Monday, Oct. 26, 1970

Soap-Opera Oedipus

By Mark Goodman

At one time or another, nearly every college sophomore has clapped his roommate on the shoulder and said: "C'mon, Oedipus, she's old enough to be your mother." Or greeted a sleepy-eyed coed at a 9 a.m. classics lecture with a cheery "Morning doesn't become you, Electra"." Jejune jests, to be sure, but they reflect post-Freudian man's easy familiarity with once intricate Sophoclean themes. If familiarity does not always breed contempt, it often produces apathy.

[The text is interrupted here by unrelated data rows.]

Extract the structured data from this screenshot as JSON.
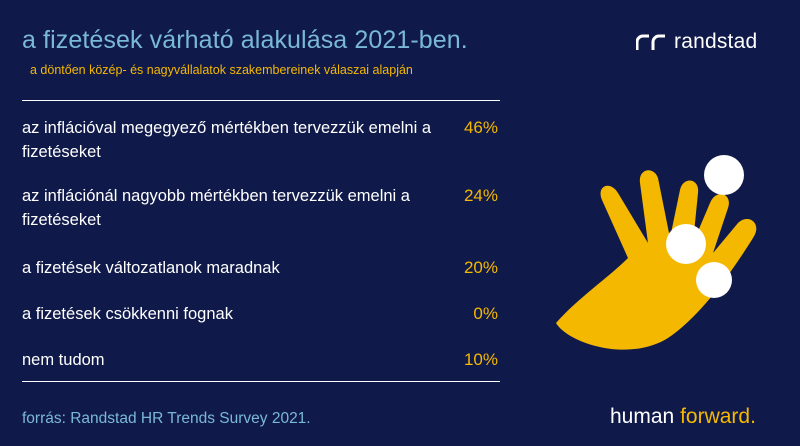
{
  "header": {
    "title": "a fizetések várható alakulása 2021-ben.",
    "subtitle": "a döntően közép- és nagyvállalatok szakembereinek válaszai alapján"
  },
  "brand": {
    "logo_icon": "randstad-logo-icon",
    "logo_text": "randstad",
    "tagline_word1": "human",
    "tagline_word2": "forward."
  },
  "source": "forrás: Randstad HR Trends Survey 2021.",
  "colors": {
    "background": "#101a4a",
    "accent_yellow": "#f5b800",
    "title_blue": "#7ab8d8",
    "text_white": "#ffffff"
  },
  "chart_data": {
    "type": "table",
    "rows": [
      {
        "label": "az inflációval megegyező mértékben tervezzük emelni a fizetéseket",
        "value": 46,
        "value_label": "46%"
      },
      {
        "label": "az inflációnál nagyobb mértékben tervezzük emelni a fizetéseket",
        "value": 24,
        "value_label": "24%"
      },
      {
        "label": "a fizetések változatlanok maradnak",
        "value": 20,
        "value_label": "20%"
      },
      {
        "label": "a fizetések csökkenni fognak",
        "value": 0,
        "value_label": "0%"
      },
      {
        "label": "nem tudom",
        "value": 10,
        "value_label": "10%"
      }
    ]
  }
}
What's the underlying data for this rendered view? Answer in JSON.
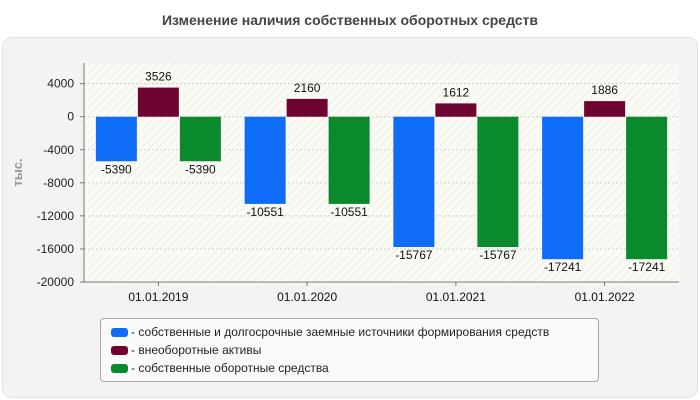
{
  "title": "Изменение наличия собственных оборотных средств",
  "chart_data": {
    "type": "bar",
    "ylabel": "тыс.",
    "xlabel": "",
    "ylim": [
      -20000,
      6500
    ],
    "yticks": [
      4000,
      0,
      -4000,
      -8000,
      -12000,
      -16000,
      -20000
    ],
    "categories": [
      "01.01.2019",
      "01.01.2020",
      "01.01.2021",
      "01.01.2022"
    ],
    "grid": true,
    "legend_position": "bottom",
    "series": [
      {
        "name": "- собственные и долгосрочные заемные источники формирования средств",
        "color": "#0f6cf7",
        "values": [
          -5390,
          -10551,
          -15767,
          -17241
        ]
      },
      {
        "name": "- внеоборотные активы",
        "color": "#6e0530",
        "values": [
          3526,
          2160,
          1612,
          1886
        ]
      },
      {
        "name": "- собственные оборотные средства",
        "color": "#0a8a2c",
        "values": [
          -5390,
          -10551,
          -15767,
          -17241
        ]
      }
    ]
  }
}
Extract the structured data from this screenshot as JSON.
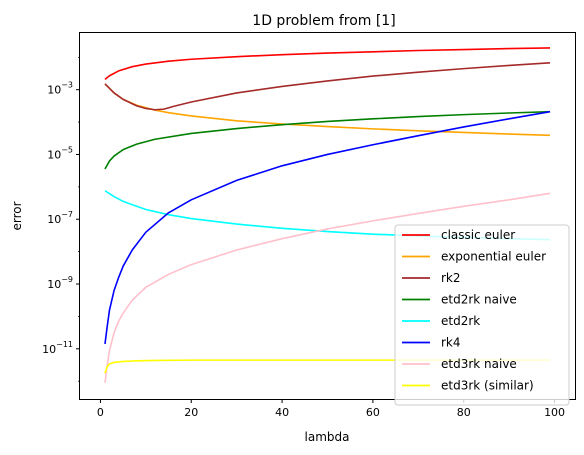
{
  "chart_data": {
    "type": "line",
    "title": "1D problem from [1]",
    "xlabel": "lambda",
    "ylabel": "error",
    "yscale": "log",
    "xlim": [
      -4.5,
      104.5
    ],
    "ylim_exp": [
      -12.55,
      -1.25
    ],
    "xticks": [
      0,
      20,
      40,
      60,
      80,
      100
    ],
    "yticks_exp": [
      -11,
      -9,
      -7,
      -5,
      -3
    ],
    "grid": false,
    "legend_position": "lower-right",
    "series": [
      {
        "name": "classic euler",
        "color": "#ff0000",
        "x": [
          1,
          2,
          4,
          7,
          10,
          15,
          20,
          30,
          40,
          50,
          60,
          70,
          80,
          90,
          99
        ],
        "y_exp": [
          -2.68,
          -2.57,
          -2.42,
          -2.29,
          -2.21,
          -2.12,
          -2.06,
          -1.98,
          -1.92,
          -1.87,
          -1.83,
          -1.79,
          -1.76,
          -1.73,
          -1.71
        ]
      },
      {
        "name": "exponential euler",
        "color": "#ffa500",
        "x": [
          1,
          3,
          5,
          8,
          12,
          15,
          20,
          30,
          40,
          50,
          60,
          70,
          80,
          90,
          99
        ],
        "y_exp": [
          -2.82,
          -3.1,
          -3.3,
          -3.48,
          -3.63,
          -3.71,
          -3.81,
          -3.96,
          -4.06,
          -4.14,
          -4.21,
          -4.27,
          -4.32,
          -4.37,
          -4.41
        ]
      },
      {
        "name": "rk2",
        "color": "#a52a2a",
        "x": [
          1,
          3,
          5,
          8,
          10,
          12,
          14,
          16,
          20,
          30,
          40,
          50,
          60,
          70,
          80,
          90,
          99
        ],
        "y_exp": [
          -2.82,
          -3.1,
          -3.3,
          -3.5,
          -3.58,
          -3.62,
          -3.6,
          -3.52,
          -3.38,
          -3.1,
          -2.9,
          -2.73,
          -2.58,
          -2.46,
          -2.35,
          -2.25,
          -2.17
        ]
      },
      {
        "name": "etd2rk naive",
        "color": "#008000",
        "x": [
          1,
          2,
          3,
          5,
          8,
          12,
          20,
          30,
          40,
          50,
          60,
          70,
          80,
          90,
          99
        ],
        "y_exp": [
          -5.45,
          -5.2,
          -5.05,
          -4.85,
          -4.68,
          -4.53,
          -4.35,
          -4.2,
          -4.08,
          -3.98,
          -3.9,
          -3.83,
          -3.77,
          -3.72,
          -3.68
        ]
      },
      {
        "name": "etd2rk",
        "color": "#00ffff",
        "x": [
          1,
          3,
          5,
          10,
          15,
          20,
          30,
          40,
          50,
          60,
          70,
          80,
          90,
          99
        ],
        "y_exp": [
          -6.12,
          -6.3,
          -6.45,
          -6.7,
          -6.86,
          -6.98,
          -7.15,
          -7.28,
          -7.38,
          -7.46,
          -7.52,
          -7.56,
          -7.6,
          -7.63
        ]
      },
      {
        "name": "rk4",
        "color": "#0000ff",
        "x": [
          1,
          1.5,
          2,
          3,
          4,
          5,
          7,
          10,
          15,
          20,
          30,
          40,
          50,
          60,
          70,
          80,
          90,
          99
        ],
        "y_exp": [
          -10.85,
          -10.3,
          -9.8,
          -9.2,
          -8.8,
          -8.45,
          -7.95,
          -7.4,
          -6.8,
          -6.4,
          -5.8,
          -5.35,
          -5.0,
          -4.7,
          -4.42,
          -4.15,
          -3.9,
          -3.68
        ]
      },
      {
        "name": "etd3rk naive",
        "color": "#ffc0cb",
        "x": [
          1,
          1.5,
          2,
          3,
          4,
          5,
          7,
          10,
          15,
          20,
          30,
          40,
          50,
          60,
          70,
          80,
          90,
          99
        ],
        "y_exp": [
          -12.05,
          -11.5,
          -11.05,
          -10.5,
          -10.15,
          -9.9,
          -9.5,
          -9.1,
          -8.7,
          -8.4,
          -7.95,
          -7.6,
          -7.3,
          -7.05,
          -6.82,
          -6.6,
          -6.4,
          -6.2
        ]
      },
      {
        "name": "etd3rk (similar)",
        "color": "#ffff00",
        "x": [
          1,
          1.5,
          2,
          3,
          5,
          8,
          12,
          20,
          40,
          60,
          80,
          99
        ],
        "y_exp": [
          -11.75,
          -11.55,
          -11.47,
          -11.42,
          -11.39,
          -11.37,
          -11.36,
          -11.35,
          -11.35,
          -11.35,
          -11.35,
          -11.35
        ]
      }
    ]
  }
}
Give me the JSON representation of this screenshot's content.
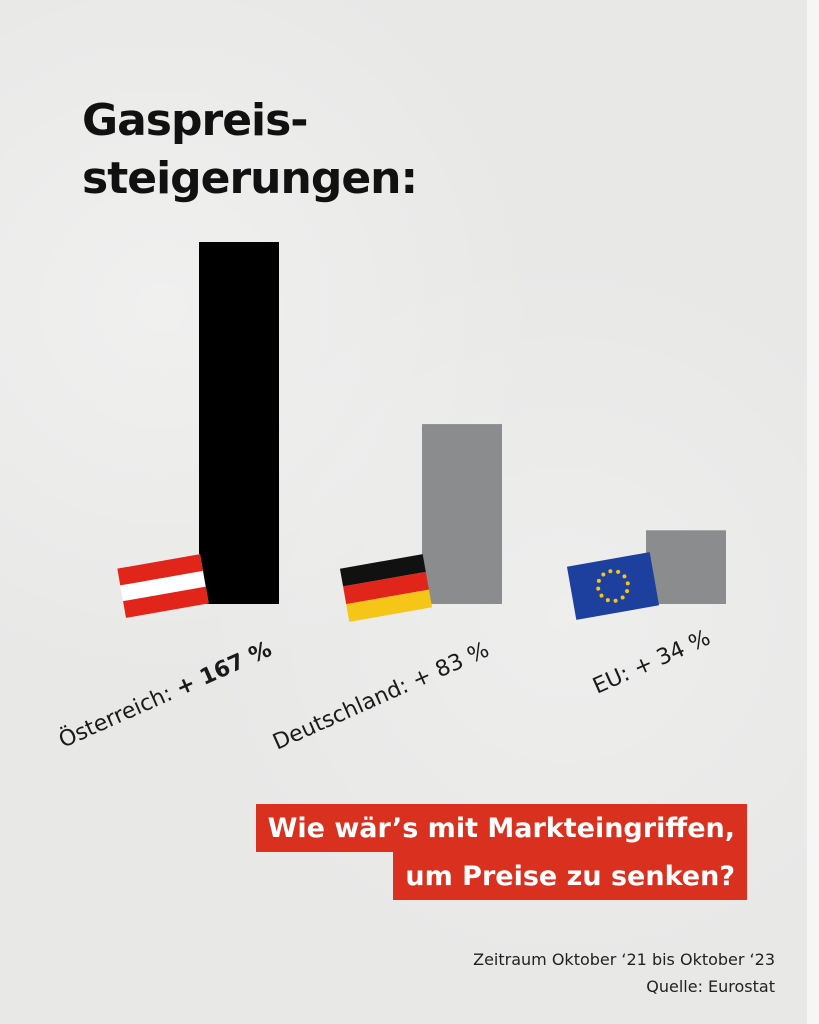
{
  "title": {
    "line1": "Gaspreis-",
    "line2": "steigerungen:"
  },
  "chart_data": {
    "type": "bar",
    "categories": [
      "Österreich",
      "Deutschland",
      "EU"
    ],
    "values": [
      167,
      83,
      34
    ],
    "labels": [
      {
        "name": "Österreich: ",
        "value": "+ 167 %"
      },
      {
        "name": "Deutschland: ",
        "value": "+ 83 %"
      },
      {
        "name": "EU: ",
        "value": "+ 34 %"
      }
    ],
    "bar_colors": [
      "#000000",
      "#8b8c8e",
      "#8b8c8e"
    ],
    "flags": [
      "austria-flag",
      "germany-flag",
      "eu-flag"
    ],
    "ylim": [
      0,
      167
    ],
    "grid": false,
    "xlabel": "",
    "ylabel": ""
  },
  "callout": {
    "line1": "Wie wär’s mit Markteingriffen,",
    "line2": "um Preise zu senken?"
  },
  "footer": {
    "period": "Zeitraum Oktober ‘21 bis Oktober ‘23",
    "source": "Quelle: Eurostat"
  },
  "colors": {
    "accent": "#d9301f",
    "bar_highlight": "#000000",
    "bar_other": "#8b8c8e",
    "background": "#e8e8e7"
  }
}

That is precisely the reaction provoked by / Never Sang tot My Father, Author Robert Anderson's self-indulgent adaptation of his self-indulgent Broadway play. Director Gilbert Gates moves Anderson's characters with soap-opera mawkishness through father-son conflicts that are no less tiresome for their undeniable reality. Tom Garrison (Melvyn Douglas) is a Westchester County octogenarian Babbitt who fulminates against "some damned savage who will walk off with the luggage" at Kennedy Airport and complains to a fellow Rotarian about "some bozo who has been crowding into our pew at church." As a child he worshiped his mother and despised his father; naturally his middle-aged son (Gene Hackman) feels the same way. The two clash openly--and obviously--when Gene's garden-club-variety mother dies. Sensitive son mourns while boorish father frets over casket prices and answers sympathy notes with the oft-told tale of his fiscal success in the brass business. Soon the daughter (Estelle Parsons), banished to Chicago for marrying a Jew, arrives for the funeral and winds up giving Gene a lecture on castrating fathers. After much simplistic agonizing, Gene finally delivers the ritual I-wanted-to-love-you valedictory and breaks out of the old man's brass grip.

Nothing could have saved Anderson's platitudinous script, but Douglas makes an admirable try. He manages to transform a wholly unsympathetic curmudgeon into an object of reluctant but genuine sympathy. Without his seasoned wizardry, Father would be nothing more than matinee melodrama presented by your favorite bio-nondegradable detergent.